A former Assembly of First Nations National Chief is one of five people being sued by the Sipekne’katik Band in Nova Scotia over alleged misuse of funds in connection with the First Nation Centre of Balance and Resiliency Association.
Phil Fontaine is one of the centre’s five board of directors listed in the lawsuit. The other four people include:
- Doug Reti, former RCMP superintendent and Director General of the National Aboriginal Policing Services
- Kathleen Mahoney, a law professor at the University of Calgary and chief negotiator for the AFN during the Indian Residential Schools settlement agreement
- Jerry F. Sack, former chief of the Sipekne’katik Band
- Violet Paul, Sipekne’katik band member
The band’s lawsuit was filed in Nova Scotia Supreme Court in Halifax on October 26.
“We’ve been requesting information from the board of directors of this company and they’ve never gotten back to us,” Alex McDonald, a Sipekne’katik band councillor, said in an interview Thursday.
Sipekne’katik Band Chief Michael Sack did not respond to Kukukwes.com’s request for comment about the lawsuit.
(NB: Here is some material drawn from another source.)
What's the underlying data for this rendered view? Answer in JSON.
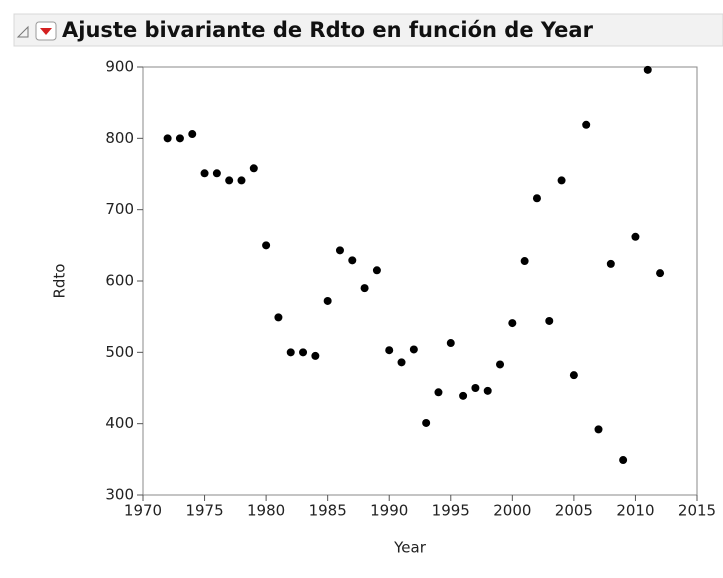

Fontaine, Reti and Mahoney declined to comment on the lawsuit when reached via email. Sack and Paul also did not respond to Kukukwes.com’s request for comment.
Kukukwes.com has also obtained a copy of a letter that the Sipekne’katik Band’s law firm, Pink Larkin, sent to RCMP headquarters in Dartmouth, N.S. dated June 21, 2016. In it, the firm has asked the RCMP to investigate the financial dealings of the First Nation Centre of Balance and Resiliency for possible fraud.
Sipekne’katik Band alleges breach of fiduciary duties
According to the statement of claim, the band alleges the centre and its board of directors did not spend all of the $450,000 it received from the federal government in 2012 on the band’s behalf to hold a commemorative event for former students of the Shubenacadie Indian Residential School.
In 2011, the Sipekne’katik Band submitted a proposal to the Truth and Reconciliation Commission to host a three-day commemorative event for the survivors of the Shubenacadie Indian Residential School.
The proposal included plans to host a traditional feast for 1,500 participants, hold an interactive cultural showcase and create a monument called “The Circle of Healing” at the former site of the Shubenacadie Indian Residential School. The band had asked for $500,000 in order to hold the event.
According to the lawsuit, when the TRC approved the proposal in February 2012, the band registered the First Nation Centre for Balance and Resiliency Association as a society with the Nova Scotia Joint Registry of Stocks in order to receive the $450,000 in funding from the federal government.
However, the band alleges that the centre “departed from the Commemoration Event proposed by Sipekne’katik to the TRC” and held an event that “was much smaller and less costly.”
The band claims the event, which was held in September 2012 in Dartmouth, N.S., only drew approximately 100 participants, did not include a traditional feast or an interactive cultural showcase and did not produce a monument at the site of the former Shubenacadie Indian Residential School.
According to the band, the centre and its board of directors “breached their fiduciary duties to Sipekne’katik and the members of the Sipekne’katik First Nation, and their duties as trustees of the trust over the Commemoration Funds by misusing, converting, or mismanaging those funds.”
Band councillor didn’t know about centre’s formation
According to Councillor McDonald, the First Nation Centre of Balance and Resiliency Association was formed while Jerry Sack was serving as Chief of Sipekne’katik.
McDonald, who has been serving with the Sipekne’katik Band Council since 2000, says he does not recall a band council resolution ever being passed in council chambers to form the centre or to have the centre control the money to plan the 2012 commemorative event.
“We didn’t know about it. We didn’t know the company was formed. We didn’t know the money was transferred to a separate company,” McDonald said.
McDonald says the main reason the band has filed the lawsuit is accountability.
“Somebody has to be accountable for the $500,000,” he said.
We’ve tried to get that information or an audit or some type of financial information about this $500,000 from the board of directors. They’ve refused to give it to us,” McDonald added.
In an email, a spokesperson for Indigenous and Northern Affairs Canada stated that in November 2011, the Sipekne’katik Band “recommended the funding of a commemoration project to be delivered by the First Nation Centre of Balance and Resiliency Association.”
When asked if INAC has received a financial audit from the centre, the spokesperson wrote, “the department continues to follow up and work with the recipient to ensure the reporting requirements set out in the contribution agreement are fulfilled.”